The position of the unestablished employees is that they will have the improved gratuities which became applicable from May last year. Work can be provided elsewhere for all the established workpeople, but the Government have also decided to give further help to those who, although they freely accepted the liability to transfer when they became established, now find themselves, for one reason or another, unable to transfer.
The new arrangements broadly provide that an established man at Cardiff who wishes to leave the Government service and find employment in the same area, so that he does not have to move his home, may, like his unestablished colleagues in similar circumstances, now claim a termination payment calculated according to his length of service. The new rules will be introduced with effect from 16th April last year. The surplus established men at closing factories such as that at Cardiff are, therefore, now better off than under the old arrangements, and I am sure that this improvement will be welcomed with general satisfaction.

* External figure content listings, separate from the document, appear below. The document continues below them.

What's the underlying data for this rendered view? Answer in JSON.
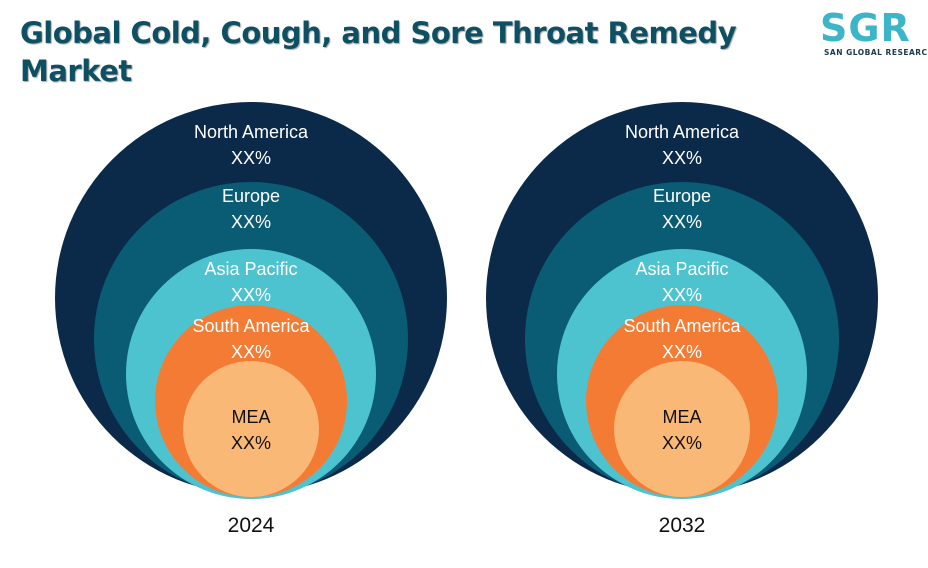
{
  "title": "Global Cold, Cough, and Sore Throat Remedy Market",
  "logo": {
    "name": "SGR",
    "tagline": "SAN GLOBAL RESEARCH"
  },
  "colors": {
    "title": "#0d4f63",
    "north_america": "#0b2a4a",
    "europe": "#0a5c75",
    "asia_pacific": "#4ec3d0",
    "south_america": "#f47b33",
    "mea": "#fab877"
  },
  "chart_data": [
    {
      "type": "nested-circles",
      "year_label": "2024",
      "segments": [
        {
          "name": "North America",
          "value": "XX%"
        },
        {
          "name": "Europe",
          "value": "XX%"
        },
        {
          "name": "Asia Pacific",
          "value": "XX%"
        },
        {
          "name": "South America",
          "value": "XX%"
        },
        {
          "name": "MEA",
          "value": "XX%"
        }
      ]
    },
    {
      "type": "nested-circles",
      "year_label": "2032",
      "segments": [
        {
          "name": "North America",
          "value": "XX%"
        },
        {
          "name": "Europe",
          "value": "XX%"
        },
        {
          "name": "Asia Pacific",
          "value": "XX%"
        },
        {
          "name": "South America",
          "value": "XX%"
        },
        {
          "name": "MEA",
          "value": "XX%"
        }
      ]
    }
  ]
}
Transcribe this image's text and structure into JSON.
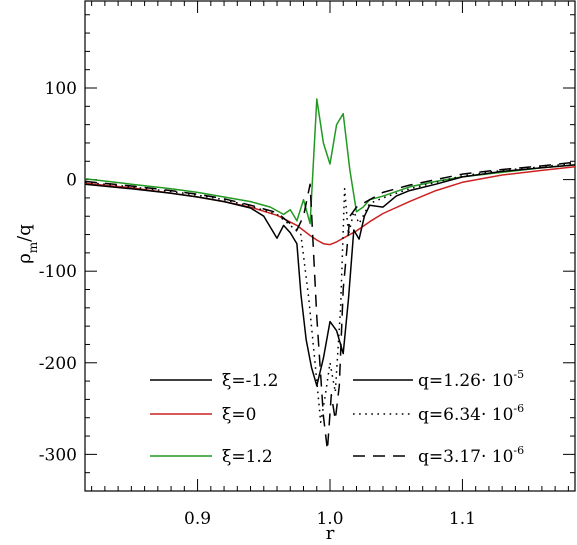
{
  "chart_data": {
    "type": "line",
    "xlabel": "r",
    "ylabel": {
      "main": "ρ",
      "sub": "m",
      "tail": "/q"
    },
    "xlim": [
      0.815,
      1.185
    ],
    "ylim": [
      -340,
      195
    ],
    "xticks": [
      0.9,
      1.0,
      1.1
    ],
    "xtick_labels": [
      "0.9",
      "1.0",
      "1.1"
    ],
    "yticks": [
      100,
      0,
      -100,
      -200,
      -300
    ],
    "ytick_labels": [
      "100",
      "0",
      "-100",
      "-200",
      "-300"
    ],
    "grid": false,
    "legend_position": "bottom",
    "legend_xi": [
      {
        "label": "ξ=-1.2",
        "color": "#000000"
      },
      {
        "label": "ξ=0",
        "color": "#cc2222"
      },
      {
        "label": "ξ=1.2",
        "color": "#229922"
      }
    ],
    "legend_q": [
      {
        "label": "q=1.26· 10",
        "exp": "-5",
        "dash": "solid"
      },
      {
        "label": "q=6.34· 10",
        "exp": "-6",
        "dash": "dotted"
      },
      {
        "label": "q=3.17· 10",
        "exp": "-6",
        "dash": "dashed"
      }
    ],
    "series": [
      {
        "color": "#cc2222",
        "dash": "solid",
        "x": [
          0.815,
          0.85,
          0.88,
          0.9,
          0.92,
          0.94,
          0.96,
          0.975,
          0.985,
          0.99,
          0.995,
          1.0,
          1.005,
          1.01,
          1.02,
          1.03,
          1.04,
          1.06,
          1.08,
          1.1,
          1.13,
          1.16,
          1.185
        ],
        "y": [
          -4,
          -9,
          -15,
          -19,
          -24,
          -30,
          -39,
          -50,
          -61,
          -66,
          -70,
          -71,
          -68,
          -64,
          -56,
          -46,
          -37,
          -24,
          -12,
          -3,
          5,
          10,
          14
        ]
      },
      {
        "color": "#229922",
        "dash": "solid",
        "x": [
          0.815,
          0.85,
          0.88,
          0.9,
          0.92,
          0.94,
          0.955,
          0.965,
          0.97,
          0.975,
          0.98,
          0.985,
          0.99,
          0.995,
          1.0,
          1.005,
          1.01,
          1.015,
          1.02,
          1.025,
          1.03,
          1.04,
          1.06,
          1.08,
          1.1,
          1.13,
          1.16,
          1.185
        ],
        "y": [
          1,
          -5,
          -10,
          -14,
          -19,
          -24,
          -30,
          -38,
          -33,
          -45,
          -22,
          -48,
          88,
          40,
          17,
          60,
          72,
          10,
          -35,
          -30,
          -22,
          -18,
          -8,
          -2,
          3,
          8,
          13,
          16
        ]
      },
      {
        "color": "#000000",
        "dash": "solid",
        "x": [
          0.815,
          0.85,
          0.88,
          0.9,
          0.92,
          0.94,
          0.95,
          0.96,
          0.965,
          0.97,
          0.975,
          0.978,
          0.982,
          0.986,
          0.99,
          0.995,
          1.0,
          1.005,
          1.01,
          1.014,
          1.018,
          1.022,
          1.026,
          1.03,
          1.04,
          1.05,
          1.06,
          1.08,
          1.1,
          1.13,
          1.16,
          1.185
        ],
        "y": [
          -5,
          -10,
          -15,
          -19,
          -24,
          -31,
          -40,
          -64,
          -50,
          -58,
          -70,
          -125,
          -175,
          -205,
          -225,
          -195,
          -155,
          -165,
          -190,
          -130,
          -55,
          -65,
          -40,
          -28,
          -30,
          -18,
          -12,
          -5,
          3,
          9,
          13,
          16
        ]
      },
      {
        "color": "#000000",
        "dash": "dotted",
        "x": [
          0.815,
          0.85,
          0.88,
          0.9,
          0.92,
          0.94,
          0.96,
          0.97,
          0.978,
          0.984,
          0.99,
          0.993,
          0.996,
          1.0,
          1.004,
          1.008,
          1.011,
          1.014,
          1.018,
          1.022,
          1.03,
          1.04,
          1.06,
          1.08,
          1.1,
          1.13,
          1.16,
          1.185
        ],
        "y": [
          -3,
          -8,
          -13,
          -17,
          -22,
          -29,
          -38,
          -50,
          -60,
          -130,
          -220,
          -265,
          -240,
          -200,
          -232,
          -140,
          -10,
          -60,
          -35,
          -48,
          -26,
          -20,
          -10,
          -3,
          4,
          10,
          14,
          18
        ]
      },
      {
        "color": "#000000",
        "dash": "dashed",
        "x": [
          0.815,
          0.85,
          0.88,
          0.9,
          0.92,
          0.94,
          0.96,
          0.97,
          0.975,
          0.98,
          0.985,
          0.99,
          0.995,
          0.998,
          1.001,
          1.004,
          1.007,
          1.01,
          1.015,
          1.02,
          1.03,
          1.04,
          1.06,
          1.08,
          1.1,
          1.13,
          1.16,
          1.185
        ],
        "y": [
          -2,
          -7,
          -12,
          -16,
          -21,
          -28,
          -36,
          -48,
          -55,
          -40,
          -5,
          -150,
          -258,
          -295,
          -235,
          -262,
          -225,
          -120,
          -40,
          -30,
          -22,
          -14,
          -6,
          0,
          6,
          11,
          15,
          19
        ]
      }
    ]
  }
}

I was very sorry to hear the charges which the hon. Member for Cardiff, West made against my right hon. Friend in saying that he and his hon. Friend had not been kept fully informed about our plans for the Royal Ordnance Factory at Cardiff. There could be no good reason why my right hon. Friend should seek to deceive hon. Members on a matter of this kind. Politics are not involved and there is no good reason why he should withhold information. However, I appreciate how keenly hon. Members feel about matters of this kind, which are of 548 such great importance to their constituents. I regard it as part of my duty to keep hon. Members informed about these matters as promptly as possible.

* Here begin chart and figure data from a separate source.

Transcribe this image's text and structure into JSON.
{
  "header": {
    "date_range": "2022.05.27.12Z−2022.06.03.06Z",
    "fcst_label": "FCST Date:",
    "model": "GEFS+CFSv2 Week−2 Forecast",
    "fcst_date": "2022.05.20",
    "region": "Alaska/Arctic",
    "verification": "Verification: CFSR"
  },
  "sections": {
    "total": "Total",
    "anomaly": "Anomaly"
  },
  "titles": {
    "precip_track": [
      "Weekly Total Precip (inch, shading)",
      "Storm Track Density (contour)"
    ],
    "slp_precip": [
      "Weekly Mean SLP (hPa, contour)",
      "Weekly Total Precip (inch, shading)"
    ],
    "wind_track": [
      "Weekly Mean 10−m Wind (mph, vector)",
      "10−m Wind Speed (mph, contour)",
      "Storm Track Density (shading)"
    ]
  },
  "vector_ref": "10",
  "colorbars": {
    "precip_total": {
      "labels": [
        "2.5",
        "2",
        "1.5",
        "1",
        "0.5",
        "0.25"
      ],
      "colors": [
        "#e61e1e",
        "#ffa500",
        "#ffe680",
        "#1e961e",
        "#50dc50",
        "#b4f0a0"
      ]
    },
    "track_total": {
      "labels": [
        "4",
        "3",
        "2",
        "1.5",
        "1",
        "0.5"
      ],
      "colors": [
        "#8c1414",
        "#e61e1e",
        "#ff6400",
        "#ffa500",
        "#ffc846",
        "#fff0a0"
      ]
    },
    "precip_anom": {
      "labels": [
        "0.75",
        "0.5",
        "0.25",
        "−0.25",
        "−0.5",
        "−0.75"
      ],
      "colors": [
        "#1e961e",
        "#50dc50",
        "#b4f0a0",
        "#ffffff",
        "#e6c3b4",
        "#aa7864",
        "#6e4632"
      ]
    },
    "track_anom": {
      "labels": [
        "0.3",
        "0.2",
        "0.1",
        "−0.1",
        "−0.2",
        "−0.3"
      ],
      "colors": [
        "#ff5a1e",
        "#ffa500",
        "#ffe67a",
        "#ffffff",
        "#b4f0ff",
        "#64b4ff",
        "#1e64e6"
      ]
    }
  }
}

On the other hand, a decision cannot be announced before it is taken; nor is it useful to attempt to forecast a decision while a review is in progress. Furthermore, in the Ministry of Supply we believe that the first to be told of decisions such as this should be the workpeople themselves and that they should get the news at first hand from their own factory superintendents. This was done at special meetings of the joint factory committees which were held in each of the factories affected by the statement of my right hon. Friend earlier this month.
I have discussed the future of this factory with the hon. Member for Cardiff, West and the hon. Member for Cardiff South-East (Mr. Callaghan) on several occasions and I have been at considerable pains to explain to them that because of declining requirements and orders the need for all the capacity comprised in the factories in the engineering group was under review. Inevitably, there was very considerable personal anxiety about the outcome of the review.
I conclude by saying that the rundown of the factory will no doubt present many difficult problems. I shall be glad to discuss these problems as they arise with the hon. Members concerned, with any other hon. Member, or with interested persons outside the House, if I can help. I can assure them that I shall give my personal attention to ensuring that any difficulties are resolved as smoothly as possible and with as little hardship as possible to the workpeople.
§ Mr. Callaghan
This is the second body blow that Cardiff has had in the last three months. I am very glad that the Minister for Welsh Affairs is present. The B.S.A. factory has closed and now this factory has closed. Compassion and sympathy and arrangements for compensation are all very well, but what we want is work. Heaven knows, there is a small enough pool of skilled workpeople.
§ The Question having been proposed after Ten o'clock on Wednesday evening and the debate having continued for half an hour, Mr. SPEAKER adjourned the House without Question put, pursuant to the Standing Order.
§ Adjourned at twenty minutes past Twelve o'clock.